WALLACE: But slowly.
(LAUGHTER)
WALLACE: Thanks, panel. See you next Sunday. Up next, our power player of the week. An Oscar nominee named Kennedy shows us the human cost of war.
(COMMERCIAL BREAK)
WALLACE: She's part of an American political dynasty. But she became a filmmaker. Showing us what happens to people on the front lines. And when they announce the Oscars next Sunday, she'll be one of the nominees. Here's our power player of the week.
(BEGIN VIDEOTAPE)
RORY KENNEDY, DIRECTOR "Last Days in Vietnam": It's not our bright shining moment. That to them to know that there were these Americans who did the right thing. And it's quite profound, I think, for many people. It certainly was ...
UNIDENTIFIED MALE: Communist ground forces have started moving in on Saigon's continent airport.
WALLACE: Rory Kennedy is talking about the last days in Vietnam. A riveting film she's made about the fall of Saigon. As the North Vietnamese took the city. In April of 1975, there were still some 7,000 Americans there. And hundreds of thousands of Vietnamese who had helped them.
RORY KENNEDY: We got out of dodge. We left. And many, many people were left behind.
WALLACE: The U.S. government put off evacuation and then said rescue only the Americans. But some of them disobeyed and conducted black ops to save their Vietnamese colleagues.
STUART HERRINGTON, ARMY CAPTAIN: Sometimes there's an issue not of legal and illegal, but right or wrong.
WALLACE: Stewart Herrington was an Army captain.
HERRINGTON: People like myself and others took the bull by the horns and organized an evacuation.

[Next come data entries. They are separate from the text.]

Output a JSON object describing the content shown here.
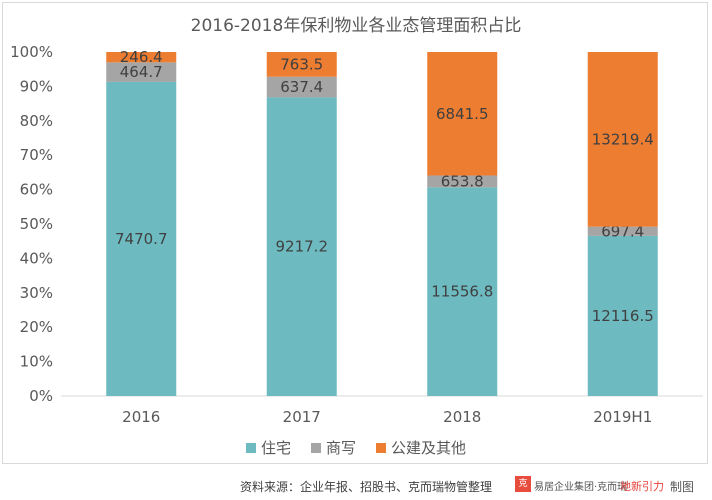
{
  "chart_data": {
    "type": "bar",
    "stacked": true,
    "normalized": true,
    "title": "2016-2018年保利物业各业态管理面积占比",
    "categories": [
      "2016",
      "2017",
      "2018",
      "2019H1"
    ],
    "series": [
      {
        "name": "住宅",
        "color": "#6dbbc1",
        "values": [
          7470.7,
          9217.2,
          11556.8,
          12116.5
        ]
      },
      {
        "name": "商写",
        "color": "#a5a5a5",
        "values": [
          464.7,
          637.4,
          653.8,
          697.4
        ]
      },
      {
        "name": "公建及其他",
        "color": "#ed7d31",
        "values": [
          246.4,
          763.5,
          6841.5,
          13219.4
        ]
      }
    ],
    "y_ticks": [
      "0%",
      "10%",
      "20%",
      "30%",
      "40%",
      "50%",
      "60%",
      "70%",
      "80%",
      "90%",
      "100%"
    ],
    "ylim": [
      0,
      1
    ],
    "legend_position": "bottom",
    "grid": false
  },
  "footer": {
    "source": "资料来源：企业年报、招股书、克而瑞物管整理",
    "brand_primary": "易居企业集团·克而瑞",
    "brand_secondary": "地新引力",
    "made_by": "制图"
  }
}
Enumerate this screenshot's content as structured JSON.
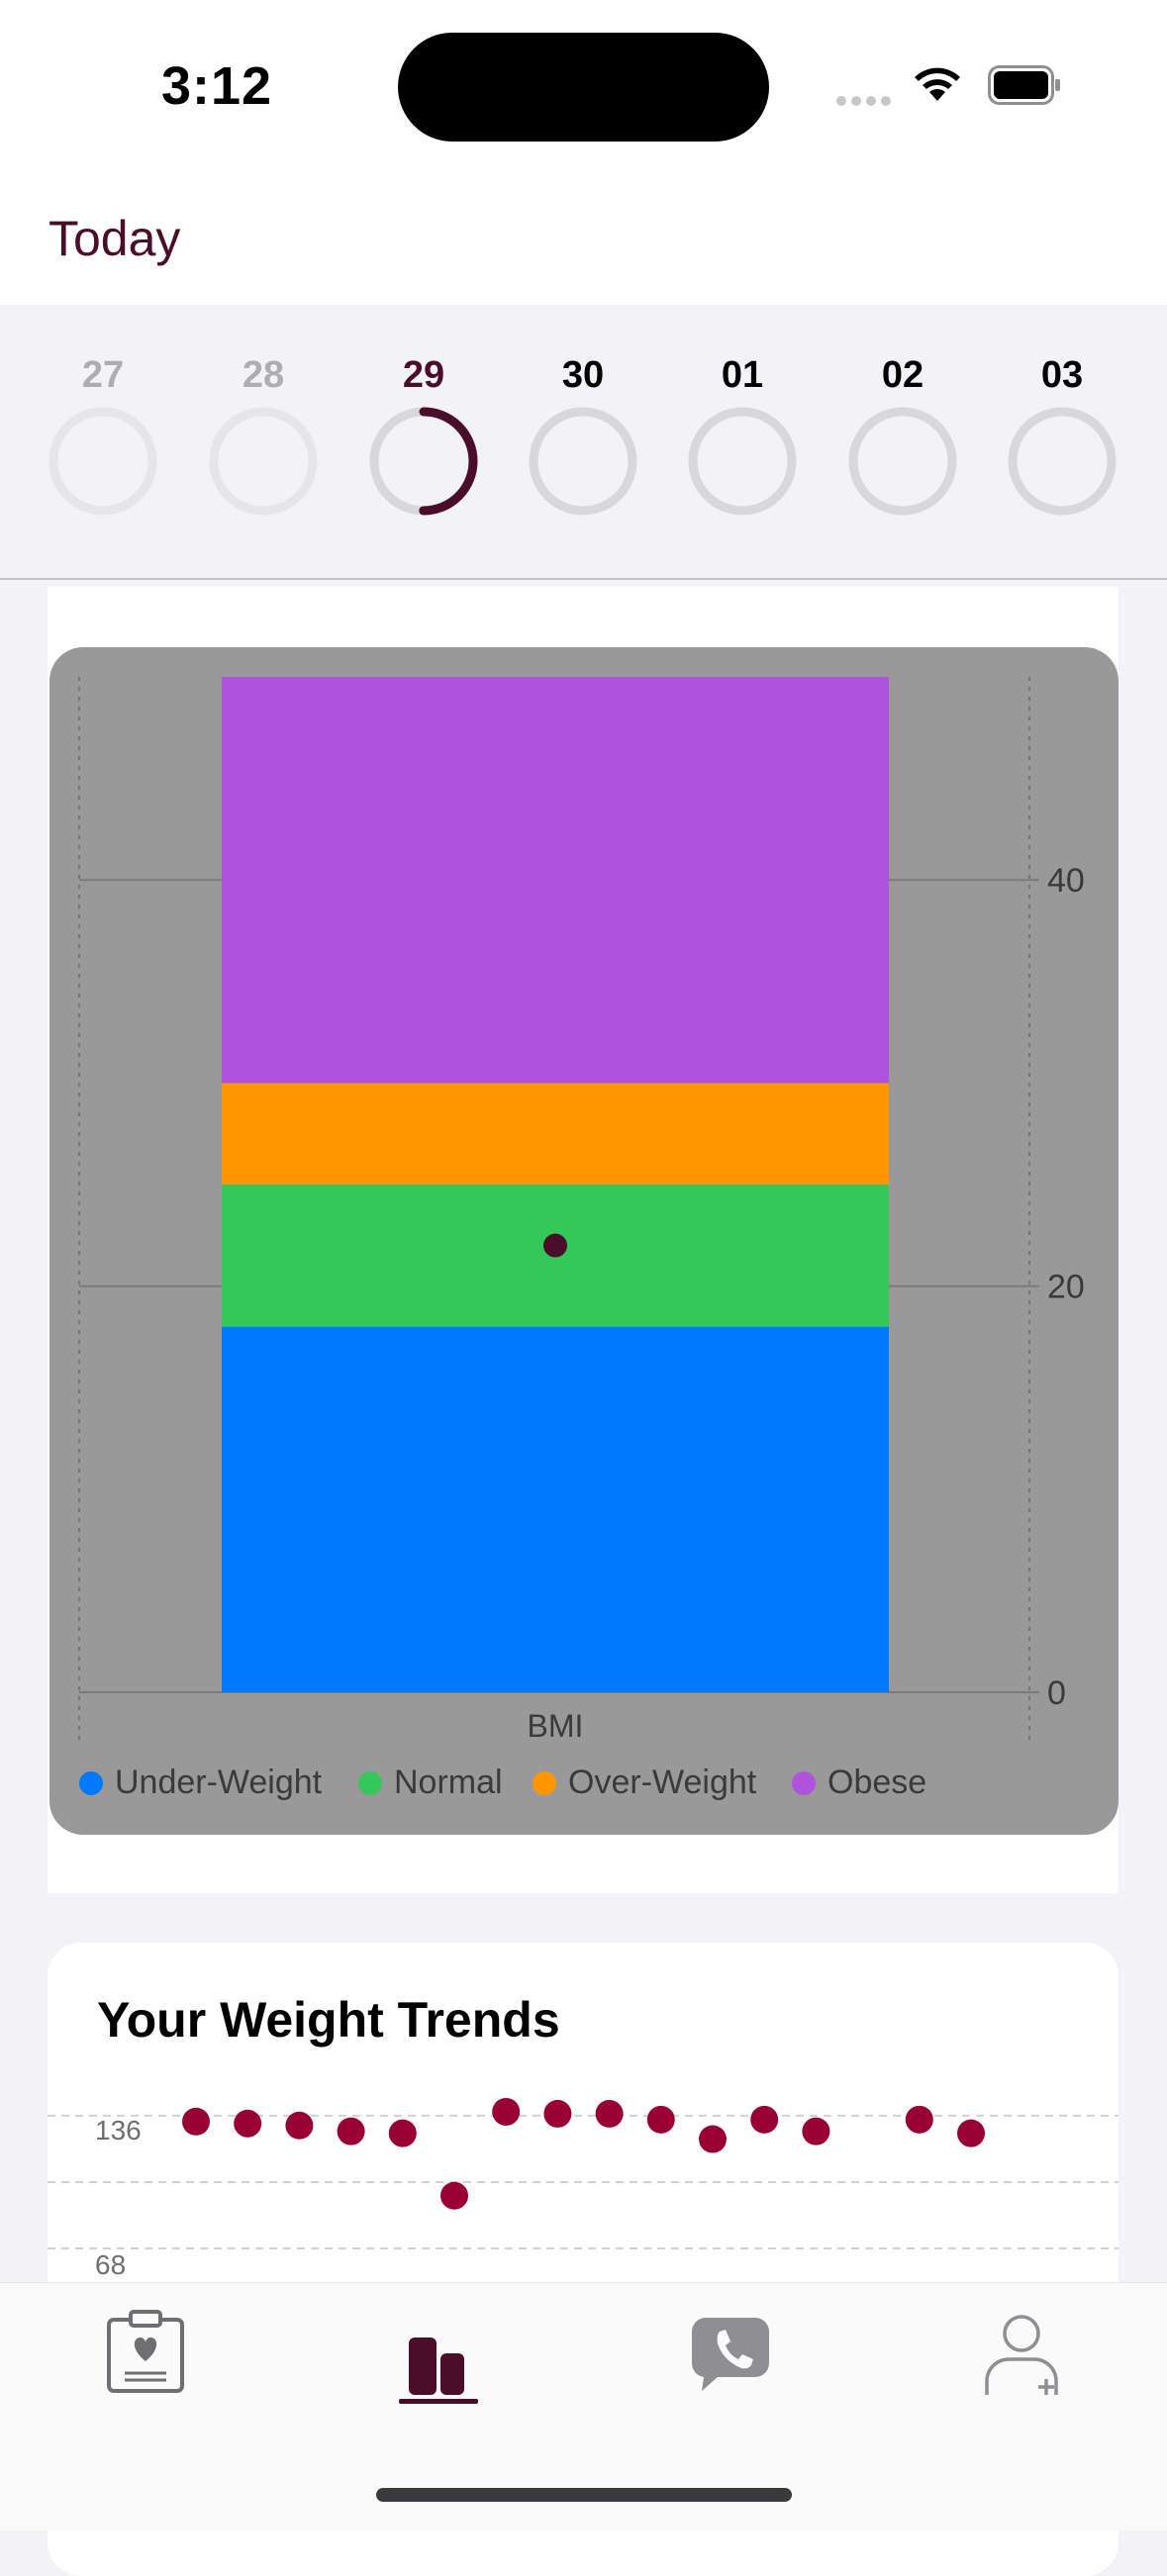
{
  "status_bar": {
    "time": "3:12"
  },
  "header": {
    "title": "Today"
  },
  "date_strip": {
    "days": [
      {
        "label": "27",
        "state": "past",
        "progress": 0
      },
      {
        "label": "28",
        "state": "past",
        "progress": 0
      },
      {
        "label": "29",
        "state": "selected",
        "progress": 0.5
      },
      {
        "label": "30",
        "state": "future",
        "progress": 0
      },
      {
        "label": "01",
        "state": "future",
        "progress": 0
      },
      {
        "label": "02",
        "state": "future",
        "progress": 0
      },
      {
        "label": "03",
        "state": "future",
        "progress": 0
      }
    ]
  },
  "chart_data": [
    {
      "type": "bar",
      "categories": [
        "BMI"
      ],
      "series": [
        {
          "name": "Under-Weight",
          "color": "#007aff",
          "range": [
            0,
            18
          ]
        },
        {
          "name": "Normal",
          "color": "#34c759",
          "range": [
            18,
            25
          ]
        },
        {
          "name": "Over-Weight",
          "color": "#ff9500",
          "range": [
            25,
            30
          ]
        },
        {
          "name": "Obese",
          "color": "#af52de",
          "range": [
            30,
            50
          ]
        }
      ],
      "marker": {
        "value": 22,
        "color": "#4a0e2a"
      },
      "xlabel": "BMI",
      "yticks": [
        0,
        20,
        40
      ],
      "ylim": [
        0,
        50
      ],
      "grid": true,
      "legend_position": "bottom"
    },
    {
      "type": "scatter",
      "title": "Your Weight Trends",
      "yticks": [
        136,
        68
      ],
      "ylim": [
        68,
        140
      ],
      "color": "#990033",
      "values": [
        133,
        132,
        131,
        128,
        127,
        95,
        138,
        137,
        137,
        134,
        124,
        134,
        128,
        null,
        134,
        127
      ]
    }
  ],
  "bmi_chart": {
    "xlabel": "BMI",
    "ytick_labels": [
      "40",
      "20",
      "0"
    ],
    "legend": [
      "Under-Weight",
      "Normal",
      "Over-Weight",
      "Obese"
    ]
  },
  "weight_trends": {
    "title": "Your Weight Trends",
    "ytick_labels": [
      "136",
      "68"
    ]
  },
  "tab_bar": {
    "tabs": [
      {
        "icon": "clipboard-heart-icon",
        "active": false
      },
      {
        "icon": "bar-chart-icon",
        "active": true
      },
      {
        "icon": "phone-bubble-icon",
        "active": false
      },
      {
        "icon": "person-add-icon",
        "active": false
      }
    ],
    "accent": "#4a0e2a"
  }
}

WALLACE: Herrington got a truck and filled it with the South Vietnamese military officers, their wives and children. Then he drove to the U.S. Air base.

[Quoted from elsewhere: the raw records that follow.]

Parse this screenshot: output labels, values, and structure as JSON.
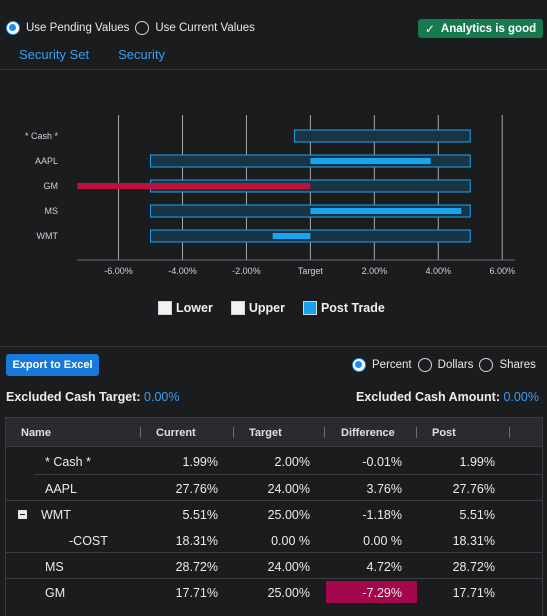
{
  "value_mode": {
    "options": [
      {
        "label": "Use Pending Values",
        "selected": true
      },
      {
        "label": "Use Current Values",
        "selected": false
      }
    ]
  },
  "status_badge": {
    "label": "Analytics is good",
    "icon": "check-icon",
    "color": "#177a4f"
  },
  "tabs": [
    {
      "label": "Security Set"
    },
    {
      "label": "Security"
    }
  ],
  "chart_data": {
    "type": "bar",
    "orientation": "horizontal",
    "categories": [
      "* Cash *",
      "AAPL",
      "GM",
      "MS",
      "WMT"
    ],
    "x_ticks": [
      "-6.00%",
      "-4.00%",
      "-2.00%",
      "Target",
      "2.00%",
      "4.00%",
      "6.00%"
    ],
    "xlim": [
      -7.3,
      6.4
    ],
    "grid": true,
    "series": [
      {
        "name": "Lower",
        "color": "#e9e9e9",
        "ranges": [
          [
            -0.5,
            5
          ],
          [
            -5,
            5
          ],
          [
            -5,
            5
          ],
          [
            -5,
            5
          ],
          [
            -5,
            5
          ]
        ]
      },
      {
        "name": "Upper",
        "color": "#e9e9e9"
      },
      {
        "name": "Post Trade",
        "color": "#1aa6ee",
        "values": [
          -0.01,
          3.76,
          -7.29,
          4.72,
          -1.18
        ]
      }
    ],
    "legend_position": "bottom"
  },
  "legend": [
    {
      "label": "Lower",
      "color": "#f2f2f2"
    },
    {
      "label": "Upper",
      "color": "#f2f2f2"
    },
    {
      "label": "Post Trade",
      "color": "#19a2ec"
    }
  ],
  "export_label": "Export to Excel",
  "unit_mode": {
    "options": [
      {
        "label": "Percent",
        "selected": true
      },
      {
        "label": "Dollars",
        "selected": false
      },
      {
        "label": "Shares",
        "selected": false
      }
    ]
  },
  "excluded": {
    "target_label": "Excluded Cash Target:",
    "target_value": "0.00%",
    "amount_label": "Excluded Cash Amount:",
    "amount_value": "0.00%"
  },
  "grid": {
    "columns": [
      "Name",
      "Current",
      "Target",
      "Difference",
      "Post"
    ],
    "rows": [
      {
        "name": "* Cash *",
        "indent": 1,
        "current": "1.99%",
        "target": "2.00%",
        "difference": "-0.01%",
        "post": "1.99%"
      },
      {
        "name": "AAPL",
        "indent": 1,
        "current": "27.76%",
        "target": "24.00%",
        "difference": "3.76%",
        "post": "27.76%"
      },
      {
        "name": "WMT",
        "indent": 0,
        "expanded": true,
        "current": "5.51%",
        "target": "25.00%",
        "difference": "-1.18%",
        "post": "5.51%"
      },
      {
        "name": "-COST",
        "indent": 2,
        "current": "18.31%",
        "target": "0.00 %",
        "difference": "0.00 %",
        "post": "18.31%"
      },
      {
        "name": "MS",
        "indent": 1,
        "current": "28.72%",
        "target": "24.00%",
        "difference": "4.72%",
        "post": "28.72%"
      },
      {
        "name": "GM",
        "indent": 1,
        "current": "17.71%",
        "target": "25.00%",
        "difference": "-7.29%",
        "post": "17.71%",
        "highlight": "#a3064a"
      }
    ]
  }
}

HERRINGTON: I told them, when you hear three thumps that means hold the baby's mouths, don't breathe, don't talk, don't make any noise.
WALLACE: American officers were able to help 75,000 Vietnamese escape.

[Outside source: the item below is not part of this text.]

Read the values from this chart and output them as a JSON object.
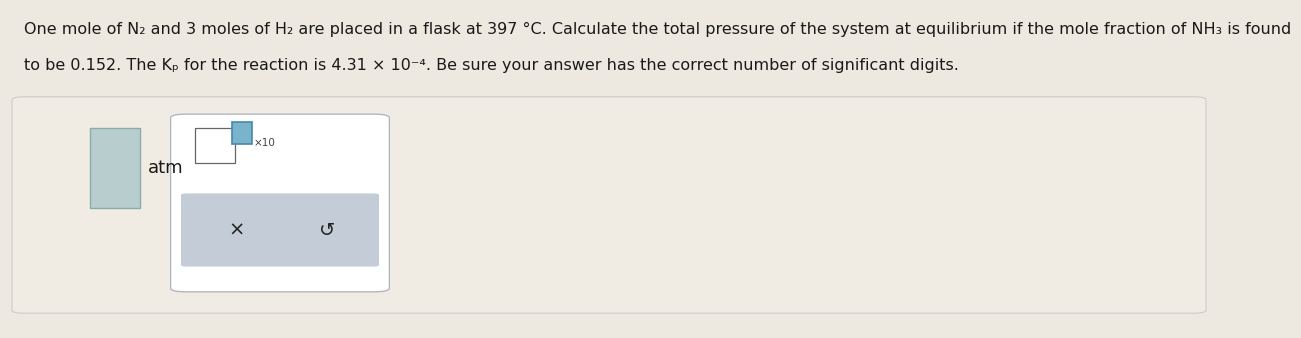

(on camera): What happened to the South Vietnamese who didn't get out?
RORY KENNEDY: Many people were killed, others were tortured. And many, many were put in these reeducation camps where they had to endure years and years of hard labor.
WALLACE (voice over): Rory Kennedy is the 11th and youngest child of Robert and Ethel Kennedy. She's made more than 30 documentaries. And sees them as a way to put a face on big issues. In this case, she finds parallels to the U.S. pullouts from Iraq and Afghanistan.
RORY KENNEDY: The film is a reminder of the human cost of war, what happens to the people who are left behind.
WALLACE (voice over): Your father was killed while trying to get this country out of Vietnam. Is that part of the emotional tug of this story for you?
RORY KENNEDY: He jumped into that campaign in 1968, his final campaign, because he wanted us to get out of Vietnam. So, I think from a very young age, I had an appreciation of Vietnam.
WALLACE: Your mom was pregnant with you when your dad was killed. What are your thoughts about this man whom you never met?
RORY KENNEDY: I made a documentary about my mother a couple of years ago.
So was it love at first sight?
ETHEL KENNEDY: It was.
RORY KENNEDY: It was really a great experience for me to go back and look at the footage of my father. I think he was really such an inspiration to so many people.
WALLACE (voice over): Kennedy has just finished two more films about women in politics and women Hollywood.
(on camera): And what conclusions have you come to?
RORY KENNEDY: Well, that we live in a sexist world unfortunately. But there are strides being made in politics, I'm happy to report. Hollywood still has some work to do, sadly.
(END VIDEOTAPE)
WALLACE: Rory has been called the quiet Kennedy, more comfortable out of the limelight. But there is nothing quiet about the message in her films. And that's it for today. Have a great week. And we'll see you next "Fox News Sunday."